Abrams, a Trump critic, considered for key State Department post

Senior Fellow for Middle Eastern studies at the council on Foreign Relations Elliott Abrams testifies before the House Foreign Affairs Committee on Capitol Hill in Washington, DC, February 9, 2011 on the recent developments in Egypt and Lebanon.

(CNN)Elliott Abrams, a neoconservative Republican insider, is emerging as President Donald Trump's choice be Deputy Secretary of State -- a pick that could test Trump's willingness to work with members of a foreign policy establishment that didn't back him during the campaign, according to sources familiar with the situation.

Trump will meet Tuesday with Abrams, who served under Presidents Ronald Reagan and George W. Bush. Secretary of State Rex Tillerson, who has met with Abrams and wants him for the job, also will attend the meeting.
The deputy at the State Department is a key post that holds considerable influence and responsibility in running the department.
As a former CEO of Exxon Mobil, Tillerson comes to the job having relationships with many world leaders, while Abrams is a well-respected, albeit controversial, foreign policy insider with considerable government experience. Several State Department officials believe he would complement Tillerson.
His appointment has been on hold for weeks as Trump's senior advisers, led by White House chief strategist Steve Bannon, debated whether Abrams, someone from the foreign policy elite, could be trusted.
While Abrams was not part of the "Never Trump" movement and did not sign any of the letters criticizing him in Washington, he is a member of the foreign policy establishment that largely distanced itself from Trump during the campaign. Neocons like Abrams believe the US should use its unrivaled power, with force if necessary, to promote American values around the world.
In May, he penned a column for the conservative Weekly Standard headlined, "When You Can't Stand Your Candidate," in which Abrams wrote that Republicans had "nominated someone who cannot win and should not be president of the United States." He urged the GOP to continue challenge "Trump and Trumpism."
The possibility of Abrams at the State Department has been welcomed by several career diplomats concerned about the lack of diplomatic experience in the administration and who fear Trump would tap a political operative with no diplomatic experience.
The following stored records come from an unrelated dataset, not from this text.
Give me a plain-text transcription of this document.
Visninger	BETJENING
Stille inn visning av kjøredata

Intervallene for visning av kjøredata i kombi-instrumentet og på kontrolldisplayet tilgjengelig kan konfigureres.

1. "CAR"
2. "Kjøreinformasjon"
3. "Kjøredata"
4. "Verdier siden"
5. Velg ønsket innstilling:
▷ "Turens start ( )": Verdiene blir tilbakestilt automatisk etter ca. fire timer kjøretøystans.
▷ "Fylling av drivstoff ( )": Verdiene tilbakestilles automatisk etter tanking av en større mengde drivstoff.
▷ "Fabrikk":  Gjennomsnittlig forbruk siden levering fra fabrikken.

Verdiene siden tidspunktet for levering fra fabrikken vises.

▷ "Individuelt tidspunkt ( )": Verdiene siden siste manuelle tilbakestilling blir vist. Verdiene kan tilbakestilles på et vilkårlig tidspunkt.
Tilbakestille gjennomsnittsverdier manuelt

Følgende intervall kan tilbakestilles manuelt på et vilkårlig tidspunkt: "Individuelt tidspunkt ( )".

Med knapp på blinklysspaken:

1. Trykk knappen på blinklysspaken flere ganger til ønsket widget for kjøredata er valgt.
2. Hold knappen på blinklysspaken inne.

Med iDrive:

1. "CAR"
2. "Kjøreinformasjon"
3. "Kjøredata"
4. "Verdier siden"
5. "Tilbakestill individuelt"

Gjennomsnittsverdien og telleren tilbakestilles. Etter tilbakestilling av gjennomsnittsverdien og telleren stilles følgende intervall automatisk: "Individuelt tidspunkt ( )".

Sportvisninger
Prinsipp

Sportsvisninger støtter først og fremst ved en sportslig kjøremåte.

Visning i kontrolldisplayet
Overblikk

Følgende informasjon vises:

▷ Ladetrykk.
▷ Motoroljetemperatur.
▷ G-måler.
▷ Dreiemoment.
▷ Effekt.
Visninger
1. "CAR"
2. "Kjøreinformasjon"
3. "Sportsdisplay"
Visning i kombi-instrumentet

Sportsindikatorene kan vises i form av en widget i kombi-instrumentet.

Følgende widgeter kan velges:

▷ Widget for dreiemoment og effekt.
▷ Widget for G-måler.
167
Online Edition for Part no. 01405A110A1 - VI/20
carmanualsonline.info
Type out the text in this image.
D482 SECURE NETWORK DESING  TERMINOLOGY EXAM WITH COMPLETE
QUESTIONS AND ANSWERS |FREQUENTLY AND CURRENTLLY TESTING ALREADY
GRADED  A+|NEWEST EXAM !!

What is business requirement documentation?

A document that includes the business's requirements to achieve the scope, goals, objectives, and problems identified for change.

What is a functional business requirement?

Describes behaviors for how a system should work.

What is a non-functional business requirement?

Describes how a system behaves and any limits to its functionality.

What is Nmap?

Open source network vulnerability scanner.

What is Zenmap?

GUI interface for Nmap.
Several have voiced alarm over the possible appointment of Matthew Mowers, a young former campaign manager for battleground states, as a White House adviser to the State Department.
Like Trump, Abrams is a staunch supporter of Israel and has been critical of the Iran nuclear deal. But he holds a neoconservative view of America's role in the world. While in the Bush White House, he worked on promoting democracy in the Middle East and was in favor of the Iraq war, which Trump now calls a mistake although he once supported it.
Abrams also has a controversial past that could complicate his confirmation. While serving at the State Department under Reagan, he disputed alleged human rights abuses by Central American governments close to the US. In 1991, he was convicted on two misdemeanor accounts for withholding information to Congress about the Iran-Contra affair, but was pardoned by President George HW Bush.
Other candidates who have surfaced as possible deputies to Tillerson have been equally controversial. Former US ambassador to the UN and top arms control official John Bolton was on the short list. He has encountered headwinds from some Republicans, including from Tillerson, who was said to have expressed reservations about him.
With widespread concern over Trump's foreign policy, even several Democratic foreign policy insiders have said Abrams would bring welcome expertise to an understanding of foreign policy to the job.
Politico first reported that Abrams would likely be tapped for the post.